MÉMOIRE
Poire de cactus pour mon bien-aimé
Samah Sabawi
Pingouin, 36,99 $
Si un seul livre pouvait remettre en question l'expression « Une terre sans peuple pour un peuple sans terre » – autrefois fréquemment invoquée par les sionistes et leurs partisans dans la période précédant la création de l'État d'Israël – alors les mémoires de Samah Sabawi le feraient. être un concurrent sérieux.
Le nouveau livre de l'auteure, dramaturge et poète primé place fermement son père, et son père, et son père avant lui en Palestine, leur famille n'étant qu'une parmi tant d'autres qui vivaient dans ce morceau de terre soi-disant inhabité pour lequel on se bat encore aujourd'hui. . Et pourtant, le livre n'est pas seulement une histoire personnelle – une histoire qui retrace plus de 100 ans de la vie de sa famille – mais une histoire historique : retraçant la vie quotidienne des Palestiniens qui ont vécu sous l'Empire ottoman, pendant le mandat britannique, et tout au long de la Nakba de 1948 et au-delà.
Nous rencontrons le père de Sabawi, Abdul Karim (décédé en octobre de cette année) et ses frères et sœurs, nés d'un père handicapé, très intelligent et apprécié, et d'une mère illettrée, féroce et aimante. Nous suivons leur famille humble et soudée dans les rues de Gaza alors qu'ils jouent, rêvent, apprennent et travaillent, joindre les deux bouts tout en construisant des amitiés au-delà des différences culturelles, sociales et religieuses, un témoignage de la diversité de la société palestinienne avant l'ère « juive ». les gangs » terrorisant ses habitants l’ont bouleversé. Abdul Karim est un bébé lorsque survient la Nakba ou la catastrophe, son passage à l'âge adulte et son chemin vers l'âge adulte sont entrelacés d'histoires de personnes massacrées, ethniquement nettoyées de leurs villages et déplacées, vivant leurs journées dans le froid et la faim dans des tentes de réfugiés. une plus grande partie de leurs terres ancestrales sont occupées.
À mesure que la jeune famille s'agrandit et que les aspirations de son peuple à retourner dans les foyers d'où il a été expulsé deviennent plus difficiles et plus dangereuses, leur passion de libérer leur nation grandit également. Certains, comme Abdul Karim, résistent de manière non violente ; d'autres, comme son frère Muti, prennent les armes.
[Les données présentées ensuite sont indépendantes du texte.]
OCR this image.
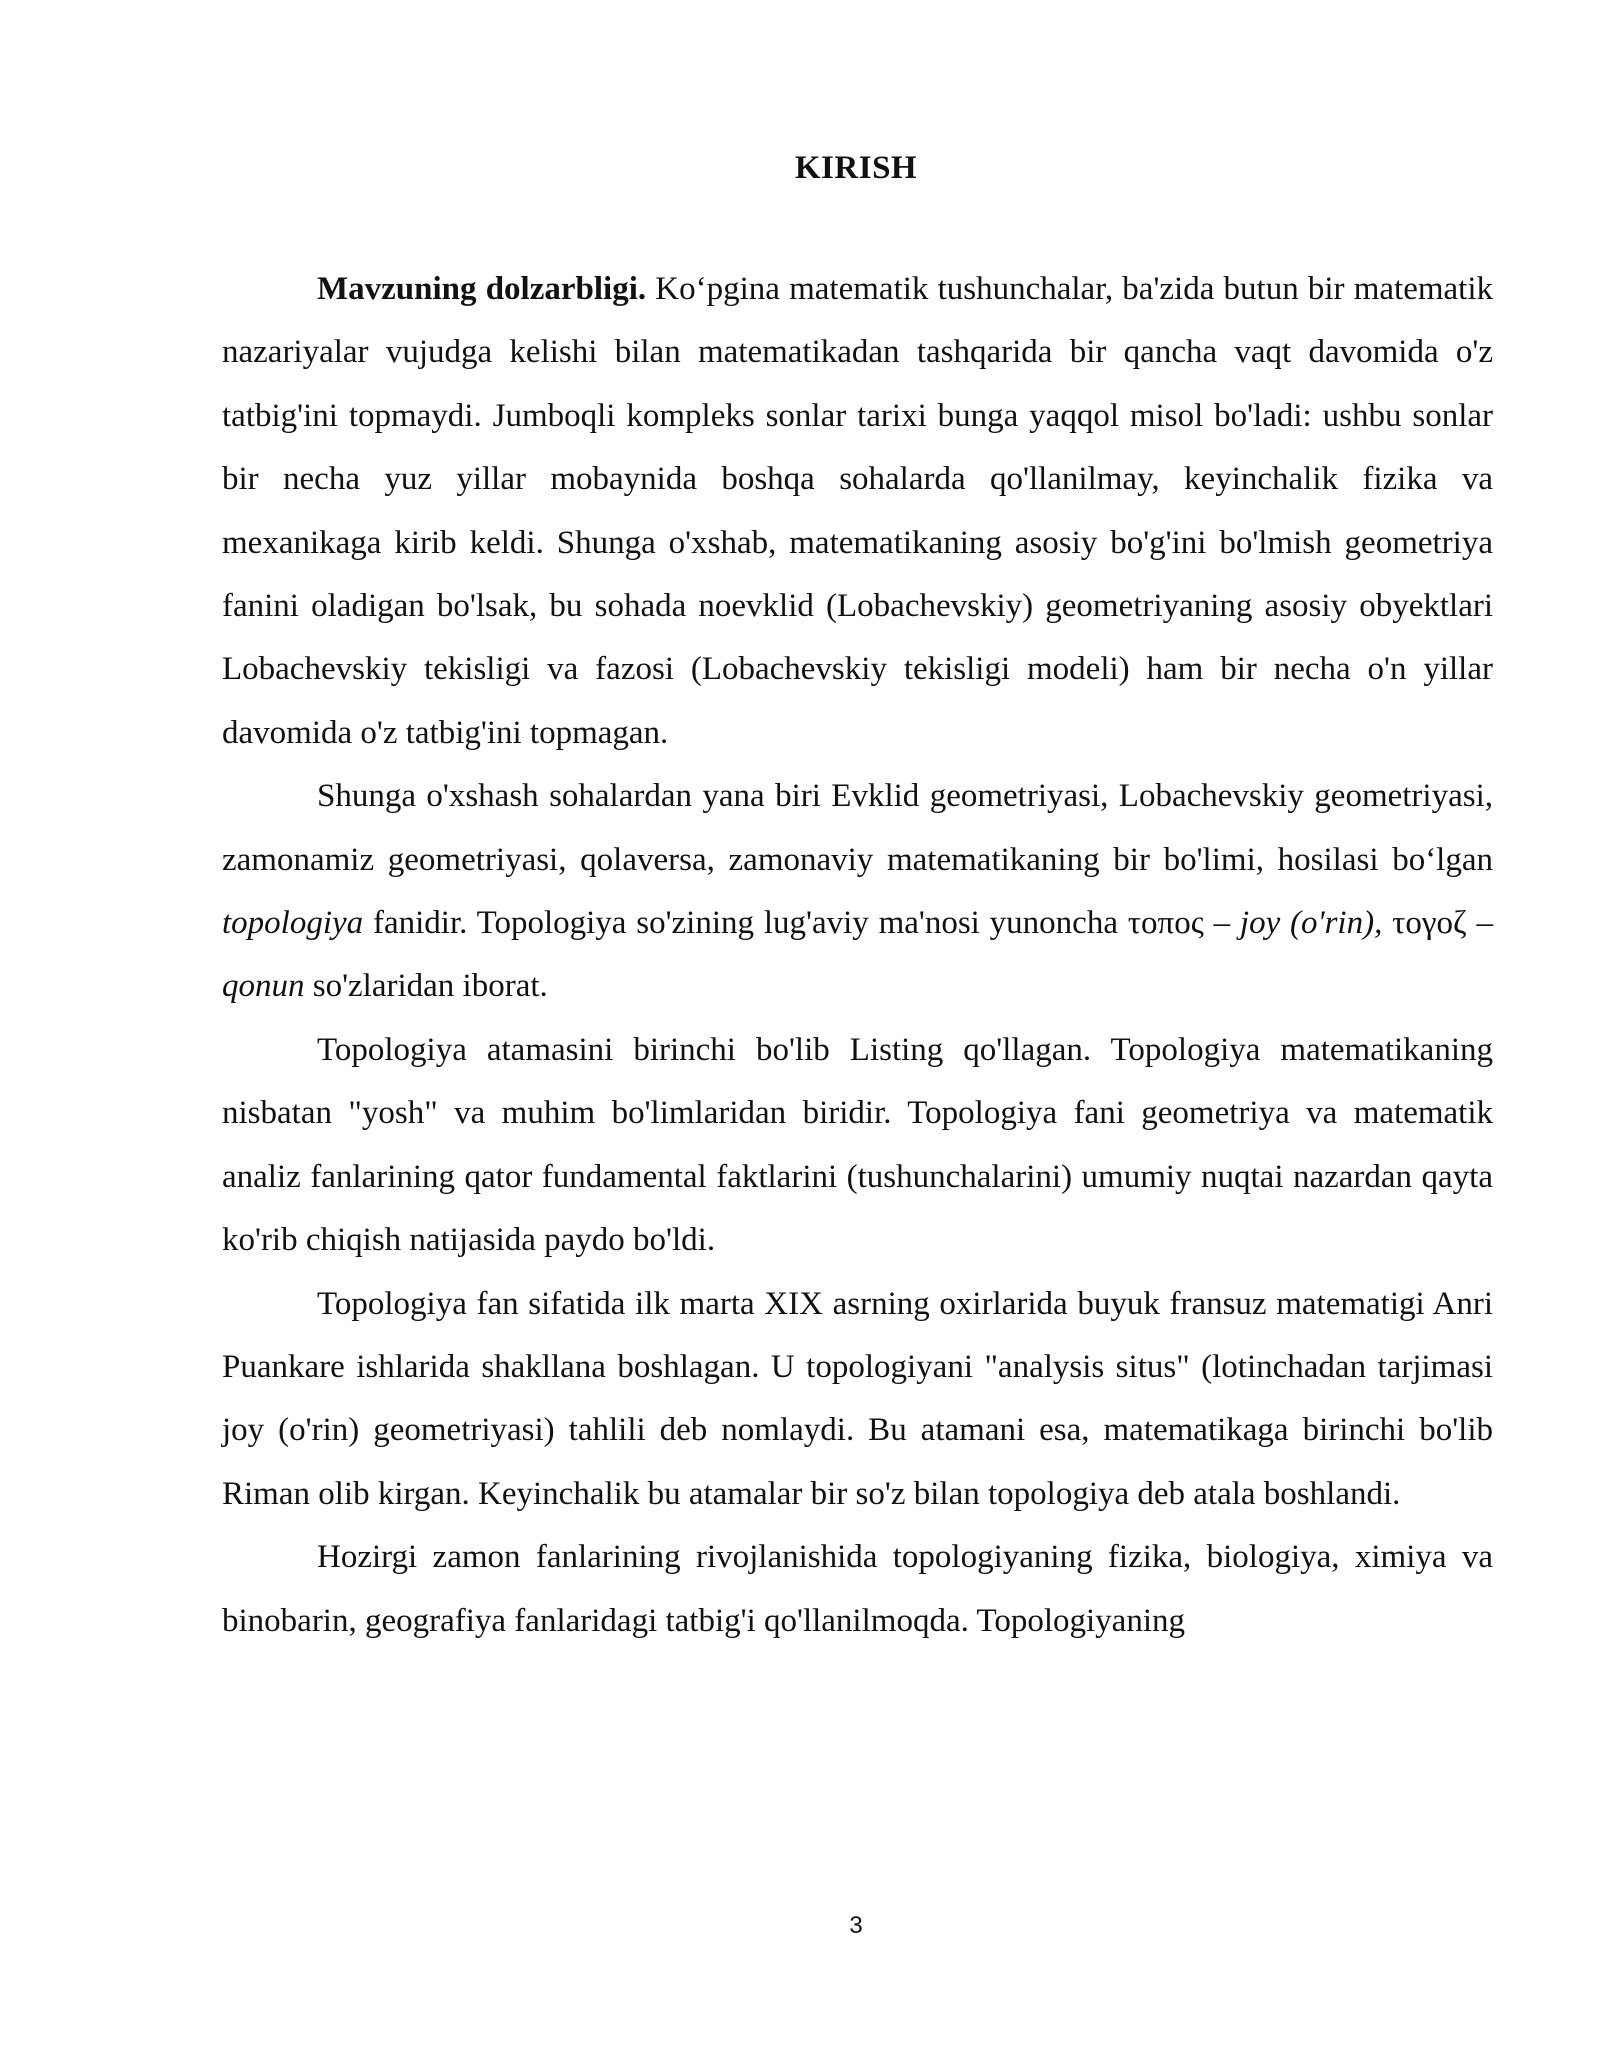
KIRISH

Mavzuning dolzarbligi. Ko‘pgina matematik tushunchalar, ba'zida butun bir matematik nazariyalar vujudga kelishi bilan matematikadan tashqarida bir qancha vaqt davomida o'z tatbig'ini topmaydi. Jumboqli kompleks sonlar tarixi bunga yaqqol misol bo'ladi: ushbu sonlar bir necha yuz yillar mobaynida boshqa sohalarda qo'llanilmay, keyinchalik fizika va mexanikaga kirib keldi. Shunga o'xshab, matematikaning asosiy bo'g'ini bo'lmish geometriya fanini oladigan bo'lsak, bu sohada noevklid (Lobachevskiy) geometriyaning asosiy obyektlari Lobachevskiy tekisligi va fazosi (Lobachevskiy tekisligi modeli) ham bir necha o'n yillar davomida o'z tatbig'ini topmagan.

Shunga o'xshash sohalardan yana biri Evklid geometriyasi, Lobachevskiy geometriyasi, zamonamiz geometriyasi, qolaversa, zamonaviy matematikaning bir bo'limi, hosilasi bo‘lgan topologiya fanidir. Topologiya so'zining lug'aviy ma'nosi yunoncha τοπος – joy (o'rin), τογοζ – qonun so'zlaridan iborat.

Topologiya atamasini birinchi bo'lib Listing qo'llagan. Topologiya matematikaning nisbatan "yosh" va muhim bo'limlaridan biridir. Topologiya fani geometriya va matematik analiz fanlarining qator fundamental faktlarini (tushunchalarini) umumiy nuqtai nazardan qayta ko'rib chiqish natijasida paydo bo'ldi.

Topologiya fan sifatida ilk marta XIX asrning oxirlarida buyuk fransuz matematigi Anri Puankare ishlarida shakllana boshlagan. U topologiyani "analysis situs" (lotinchadan tarjimasi joy (o'rin) geometriyasi) tahlili deb nomlaydi. Bu atamani esa, matematikaga birinchi bo'lib Riman olib kirgan. Keyinchalik bu atamalar bir so'z bilan topologiya deb atala boshlandi.

Hozirgi zamon fanlarining rivojlanishida topologiyaning fizika, biologiya, ximiya va binobarin, geografiya fanlaridagi tatbig'i qo'llanilmoqda. Topologiyaning

3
Dans cette veine, l'histoire de Sabawi démontre l'ampleur de la vision palestinienne, de la politique et des mouvements de résistance, qui sont tous considérés comme une menace pour les forces d'occupation, qui ne tardent pas à venir chercher Abdul Karim et sa jeune famille, contraints de fuir pour se mettre en sécurité. en Jordanie. Sous la menace d’une arme, il renonce à son droit au retour.
Et même si l'accent est mis sur l'histoire de la famille – leurs relations, leur vie intérieure, leurs souffrances et leurs joies – leurs expériences sont indissociables de celles de tous les Palestiniens. Le grand-père d'Abdul Karim, Ahmed, un homme « qui croyait bêtement que si lui et d'autres combattaient aux côtés des Britanniques contre les Ottomans, Sa Majesté le roi George VI récompenserait cette démonstration de solidarité par la liberté et l'indépendance » meurt juste au moment où son fils est né, son « sang complètement gaspillé sur l’autel du colonialisme britannique ».
Sabawi a écrit ce livre dans le cadre de sa recherche doctorale sur « la post-mémoire dans le contexte du traumatisme générationnel et de l'exil », et s'est rendue à Gaza en juillet 2023 pour rendre visite à sa famille et se familiariser à nouveau avec les repères qui font partie intégrante de l'histoire de son père. C'est un film vulnérable, formidable et nécessaire, qui décrit d'innombrables injustices sur plusieurs décennies et capture le sentiment omniprésent d'abandon que les Palestiniens ont dû ressentir sur la scène mondiale. Sabawi nous fait revivre les premiers jours du « conflit israélo-arabe » : la Nakba, la crise de Suez et la guerre des Six Jours sont autant de toiles de fond du récit, mais l'histoire n'a rien de politique.
Son écriture semble clairsemée et factuelle pour un poète, mais elle est sans aucun doute intentionnelle : bien qu'il y ait une tendresse pour les proches, la culture et le pays qui transparaît partout – dans ses descriptions vivantes de son pays natal et dans ses personnages affectueux et complets – c'est presque comme si elle démontrait que la revendication palestinienne sur la terre est si concrète, si rationnelle, si indiscutable qu'elle n'a pas besoin d'être embellie.